Re: As much as do not want
"If we (and our across the pond cousins) can pool millions of £$ to extradite one alleged hacker, then we can pump resources into this, no?"
Wouldn't work. The people behind this are clever and obfuscate their tracks well. Even where found, chances are they are in a non-democratic state where they may be actively shielded by the national government, protected by a powerful local crime lord with his small army, or simply in a state with little functioning government.
You get to extradite foreign citizens only from law abiding countries with functioning and vaguely democratic government. That excludes half the world. If these people are in Russia, will Putin hand them over? It Chinese, would the party send them on a one way flight to the US? In Mexico, Ukraine, Kazakstan or where have you, the government simply doesn't function other than as a crime monopoly itself.
You also suggest that a few extraditions and prosecutions will discourage others. Simple fraud has been illegal in any functioning state for centuries, is often accompanied by long prison sentences (particularly in the US), but that's been no deterrent.

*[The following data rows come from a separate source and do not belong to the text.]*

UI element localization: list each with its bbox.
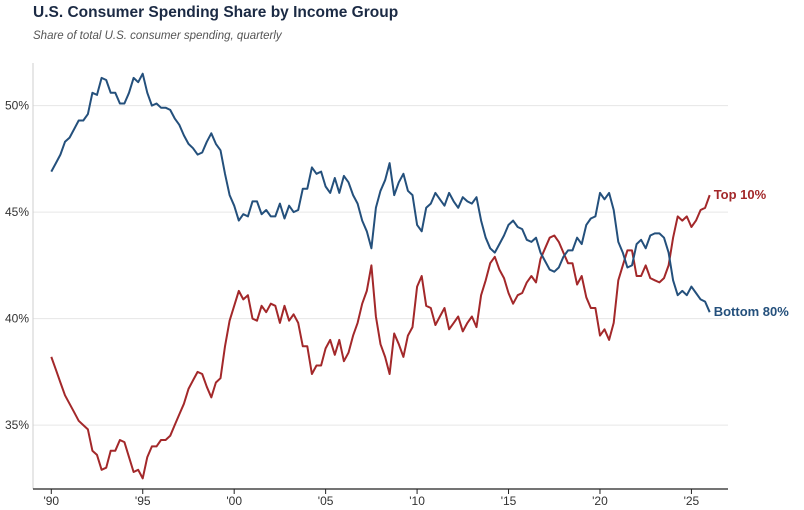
x-tick-label: '20: [592, 494, 608, 508]
y-tick-label: 35%: [5, 418, 29, 432]
series-lines: [50, 72, 711, 480]
y-tick-labels: 35% 40% 45% 50%: [5, 99, 29, 433]
x-tick-label: '25: [684, 494, 700, 508]
series-labels: Top 10% Bottom 80%: [714, 187, 790, 319]
y-tick-label: 45%: [5, 205, 29, 219]
y-tick-label: 50%: [5, 99, 29, 113]
gridlines: [33, 105, 728, 426]
x-tick-label: '90: [43, 494, 59, 508]
series-line-bottom-80: [50, 72, 711, 313]
series-label: Top 10%: [714, 187, 767, 202]
x-tick-label: '95: [135, 494, 151, 508]
chart-subtitle: Share of total U.S. consumer spending, q…: [33, 30, 282, 42]
x-tick-label: '10: [409, 494, 425, 508]
series-line-top-10: [50, 194, 711, 480]
x-tick-label: '05: [318, 494, 334, 508]
x-tick-label: '15: [501, 494, 517, 508]
chart-title: U.S. Consumer Spending Share by Income G…: [33, 4, 399, 21]
series-label: Bottom 80%: [714, 304, 790, 319]
x-tick-label: '00: [226, 494, 242, 508]
y-tick-label: 40%: [5, 312, 29, 326]
x-tick-labels: '90 '95 '00 '05 '10 '15 '20 '25: [43, 489, 700, 508]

And if you're based in some central Asian ***t hole country, would any of these be a deterrent, when your choices are picking local pockets for a handful of shekels, or making hundreds of thousands of dollars through cybercrime?
The best and perhaps only solution is back up by users and non-payment of ransom demands. The crime only exists because there's money in it, and regardless of enforcement and punishment, if the money's still waiting to be grabbed, new crims will sprout like fungus as soon as the last lot were scraped away.